As the concert time was looming, we rushed back to the hotel and up 18 flights of stairs to our room (the lights were on – presumably down to an emergency generator – but the lifts weren’t working). After a rapid change into concert gear, and with half-made-up eyes, I received a call from our co-ordinator to say that the electricity was also out in the theatre, that the technical staff had gone home, and that there was no chance of the concert going ahead. With a sneaky sigh of a relief, after what had already felt like a long day, we headed downstairs to the hotel bar to meet Heather for a drink. One hour and one large G&T later, a man came over from the desk – “phone call for Micaela”. You guessed it – the concert was back on. Could we be at the theatre in half an hour? So, back upstairs to change again into concert gear. Heather had already ordered a burger, requested it “to go” – then promptly dropped it on the pavement round the corner from the hotel.

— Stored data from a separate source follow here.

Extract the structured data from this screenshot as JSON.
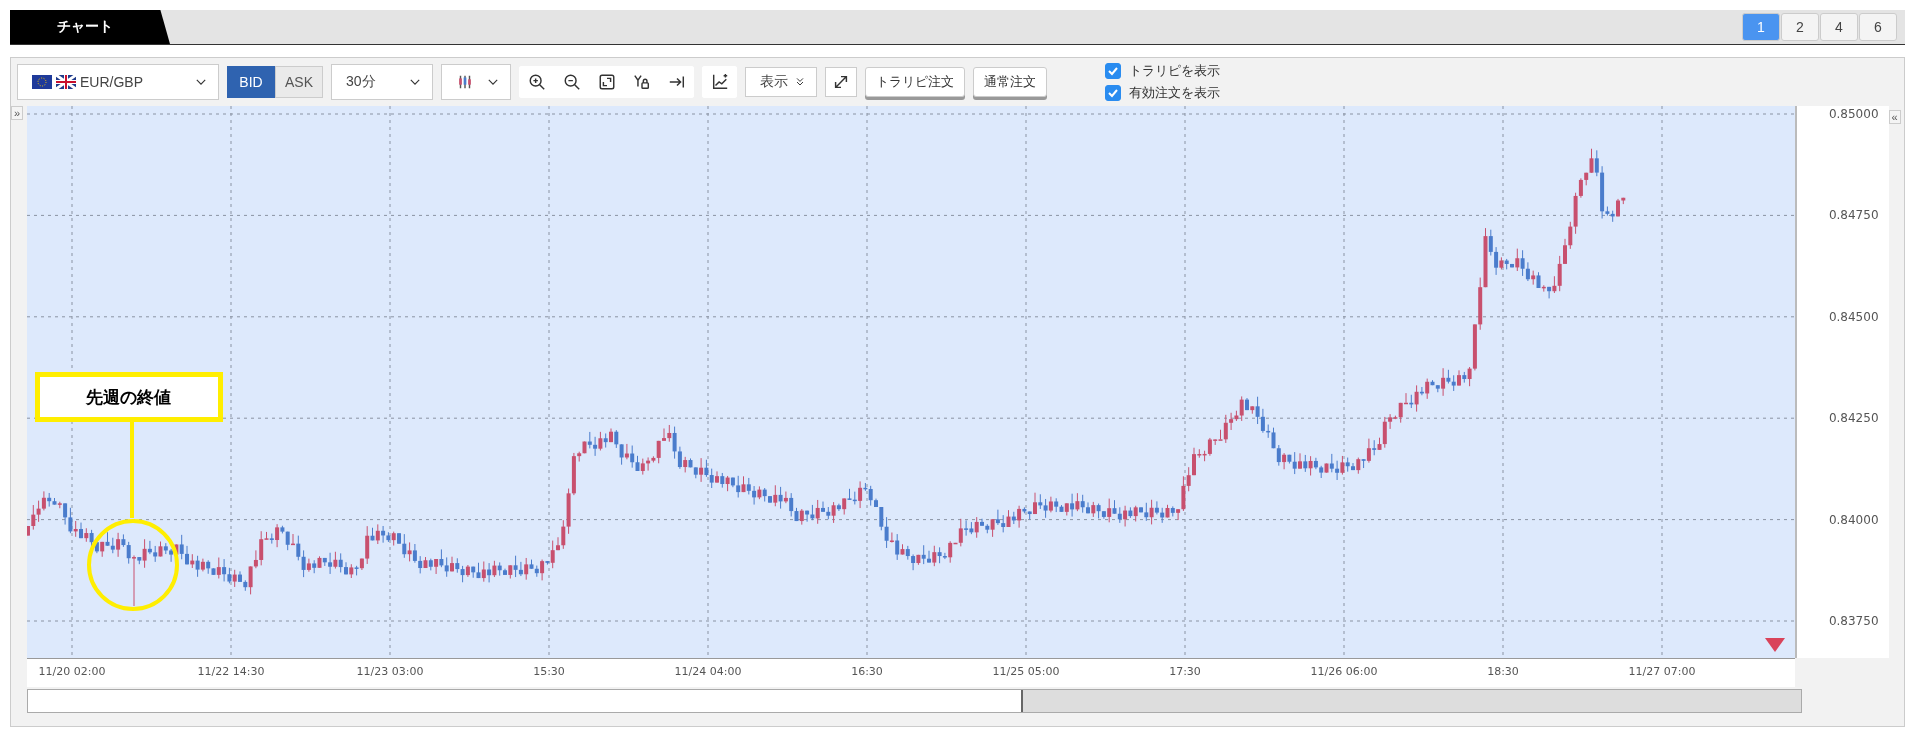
{
  "tab": {
    "label": "チャート"
  },
  "layout_buttons": [
    {
      "label": "1",
      "selected": true
    },
    {
      "label": "2",
      "selected": false
    },
    {
      "label": "4",
      "selected": false
    },
    {
      "label": "6",
      "selected": false
    }
  ],
  "toolbar": {
    "symbol": "EUR/GBP",
    "price_sides": [
      {
        "label": "BID",
        "selected": true
      },
      {
        "label": "ASK",
        "selected": false
      }
    ],
    "timeframe": "30分",
    "display_menu": "表示",
    "order_buttons": [
      "トラリピ注文",
      "通常注文"
    ],
    "checkboxes": [
      {
        "label": "トラリピを表示",
        "checked": true
      },
      {
        "label": "有効注文を表示",
        "checked": true
      }
    ]
  },
  "chart": {
    "left_toggle": "»",
    "right_toggle": "«",
    "annotation": "先週の終値",
    "y_labels": [
      "0.85000",
      "0.84750",
      "0.84500",
      "0.84250",
      "0.84000",
      "0.83750"
    ],
    "x_labels": [
      "11/20 02:00",
      "11/22 14:30",
      "11/23 03:00",
      "15:30",
      "11/24 04:00",
      "16:30",
      "11/25 05:00",
      "17:30",
      "11/26 06:00",
      "18:30",
      "11/27 07:00"
    ]
  }
}
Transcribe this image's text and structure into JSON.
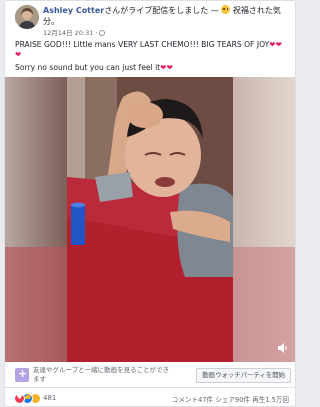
{
  "header": {
    "author": "Ashley Cotter",
    "action_text": "さんがライブ配信をしました — ",
    "feeling_text": "祝福された気分。",
    "timestamp": "12月14日 20:31 ·"
  },
  "post": {
    "line1": "PRAISE GOD!!! Little mans VERY LAST CHEMO!!! BIG TEARS OF JOY",
    "line2": "Sorry no sound but you can just feel it"
  },
  "watch_party": {
    "description": "友達やグループと一緒に動画を見ることができます",
    "button_label": "動画ウォッチパーティを開始"
  },
  "footer": {
    "reaction_count": "481",
    "comments": "コメント47件",
    "shares": "シェア90件",
    "views": "再生1.5万回"
  },
  "colors": {
    "accent": "#385898",
    "heart": "#e0245e",
    "like": "#1877f2",
    "party_icon": "#b4a3e4"
  },
  "icons": [
    "globe-icon",
    "volume-icon",
    "watch-party-icon",
    "love-reaction-icon",
    "like-reaction-icon",
    "sad-reaction-icon"
  ]
}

Have you ever tried hailing a cab dressed in black, on a street with no lights? It’s not easy, but we did finally manage to get to the theatre. The electricity was back on but all the technical staff had indeed gone home, so a plucky member of the team set to work rigging up 2 rock n’ roll amplifiers for the marimbas, voices and piccolo. The drums and glockenspiels would have to play acoustically.
Finally, the audience (still waiting patiently in the foyer) was ushered back in and the piece started. Section 1 of Drumming involves 4 pairs of tuned bongos and Ensamble Perceum managed the phasing and patterns really well. Then it was the turn of the marimbas, with female voices. Heather and I belted out our marimba patterns, as requested – then all the lights went out! Green emergency exit lights went on over the doors as the marimbas faded out, and we all wondered what would happen next. Those plucky percussionists were not to be defeated, however, and simply carried on into Section 3 (glockenspiels, whistling and piccolo). Even though they’d learned Drumming from memory, they still needed to see the instruments they were playing. As if by magic, a couple of stage-hands raced on to the stage with Mag-lites, and the piece went on by the light of these tiny torches and the emergency exit lights. Then the emergency lights went out and we were plunged into a complete black-out – but still the players continued. They even managed to finish the piece together, despite the fact that they couldn’t see each other – amazing. Needless to say, the crowd went wild, there were tears on stage, and Steve was amazed, grateful and I think genuinely moved by the tenacity and commitment of this amazing ensemble. Then the lights came back on!
…and then there was light!
View of the proceedings by the light of a camera flash
Needless to say, all the luggage got left behind in Madrid on the way home. Honestly, you couldn’t make it up!”